«Le celle del nostro minimo letargo» (Reperti, 12)

Tra le ultimissime poesie di Mario Luzi ci sono cinque testi che compongono un piccolo «ciclo benedettino», sia per titolazione esplicita (Benedettina 1, Benedettina 2, ecc.), sia soprattutto per temi. Anzi, sostanzialmente per il tema, quello del silenzio. Quel silenzio, monastico o universale, di fronte al quale il poeta si sente sollecitato a definire se stesso, che zitto non sta e non può stare.

Un silenzio raggiunto, che «riduce a nulla e a luce / ogni pensiero della specie», e un silenzio comunque interrotto «dal funereo stillicidio / nella pozza / immensa / del tuo vaso, / del nero /siero / della deiezione nostra»; un silenzio in cui tutto si spegne e un silenzio dal cui fondo si spera di «risorgere / candore e canto».

Il poeta, massima incarnazione di un’individualità parlante, prova di necessità un certo disagio al cospetto di un silenzio collettivo e a sua volta incarnato. Certo, c’è la preghiera, e il suggerimento non tanto velato di un legame tra essa e la poesia. Ma forse c’è, nei versi di Luzi, soprattutto l’idea che quel silenzio ci sembri tale soltanto perché non siamo in grado di udire, se così si può dire, certe «frequenze», quelle dell’eterno, sia esso Dio o mondo o vicenda dell’essere.

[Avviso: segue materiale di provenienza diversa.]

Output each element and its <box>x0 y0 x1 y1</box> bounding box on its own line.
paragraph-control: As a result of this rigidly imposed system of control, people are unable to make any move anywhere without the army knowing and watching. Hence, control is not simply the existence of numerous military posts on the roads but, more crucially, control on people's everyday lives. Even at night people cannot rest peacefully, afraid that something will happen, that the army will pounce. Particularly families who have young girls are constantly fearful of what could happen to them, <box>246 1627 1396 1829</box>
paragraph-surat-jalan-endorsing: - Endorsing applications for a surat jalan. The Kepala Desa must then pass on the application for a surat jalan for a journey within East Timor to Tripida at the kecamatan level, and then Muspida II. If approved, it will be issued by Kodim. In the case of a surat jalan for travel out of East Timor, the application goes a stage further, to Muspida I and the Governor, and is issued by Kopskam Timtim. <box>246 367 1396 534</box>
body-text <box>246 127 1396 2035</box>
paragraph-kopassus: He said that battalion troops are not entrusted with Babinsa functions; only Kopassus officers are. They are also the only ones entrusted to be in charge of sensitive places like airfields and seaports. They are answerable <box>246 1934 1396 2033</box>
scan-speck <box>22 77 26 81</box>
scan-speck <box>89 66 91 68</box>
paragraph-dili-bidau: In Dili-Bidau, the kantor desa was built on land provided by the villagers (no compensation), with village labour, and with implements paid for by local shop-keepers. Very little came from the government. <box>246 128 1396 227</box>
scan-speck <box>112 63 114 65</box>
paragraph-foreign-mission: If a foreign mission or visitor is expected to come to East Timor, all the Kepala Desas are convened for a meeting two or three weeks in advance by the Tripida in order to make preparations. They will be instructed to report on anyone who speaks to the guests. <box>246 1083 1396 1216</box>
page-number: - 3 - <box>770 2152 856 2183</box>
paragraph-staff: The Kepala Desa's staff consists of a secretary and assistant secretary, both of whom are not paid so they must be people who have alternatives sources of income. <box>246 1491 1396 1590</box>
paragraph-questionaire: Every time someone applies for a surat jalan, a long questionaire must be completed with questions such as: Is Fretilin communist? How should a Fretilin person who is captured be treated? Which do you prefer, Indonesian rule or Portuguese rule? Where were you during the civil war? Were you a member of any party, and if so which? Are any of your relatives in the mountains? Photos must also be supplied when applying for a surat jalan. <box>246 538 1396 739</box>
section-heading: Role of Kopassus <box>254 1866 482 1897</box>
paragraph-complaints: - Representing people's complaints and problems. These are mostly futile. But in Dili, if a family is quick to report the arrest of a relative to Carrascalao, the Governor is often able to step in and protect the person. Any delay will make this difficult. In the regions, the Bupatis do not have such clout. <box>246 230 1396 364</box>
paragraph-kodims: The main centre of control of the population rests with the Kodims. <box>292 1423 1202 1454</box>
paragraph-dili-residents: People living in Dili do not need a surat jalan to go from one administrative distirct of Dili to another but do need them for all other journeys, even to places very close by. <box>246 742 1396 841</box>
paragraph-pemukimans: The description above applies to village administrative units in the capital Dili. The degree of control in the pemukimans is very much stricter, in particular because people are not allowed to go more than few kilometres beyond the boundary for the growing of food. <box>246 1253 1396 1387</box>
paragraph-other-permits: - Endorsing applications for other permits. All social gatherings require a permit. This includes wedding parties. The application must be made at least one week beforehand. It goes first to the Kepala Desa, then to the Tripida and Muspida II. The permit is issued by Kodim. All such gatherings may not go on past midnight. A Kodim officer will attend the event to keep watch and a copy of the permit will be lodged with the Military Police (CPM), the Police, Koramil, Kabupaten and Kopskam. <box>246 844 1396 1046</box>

Notte alta, verso mattutino.
Era tra le muraglie
i corridoi, le celle
della povera abbazia
silenzio, quello?
aveva
quella vocalità
l’eterno?
e lui l’aveva
vertiginosamente appresa?

O era invece il cantico del mondo
così pieno
di totalità, così profondo –
non bastava
l’udito ad ascoltarlo,
l’uomo a seguirne il ritmo.

Mario Luzi, Lasciami, non trattenermi. Poesie ultime, a cura di S. Verdino, Garzanti 2009, pp. 126-31. (Il titolo del post è un verso di Luzi tratto dal terzo testo del ciclo.)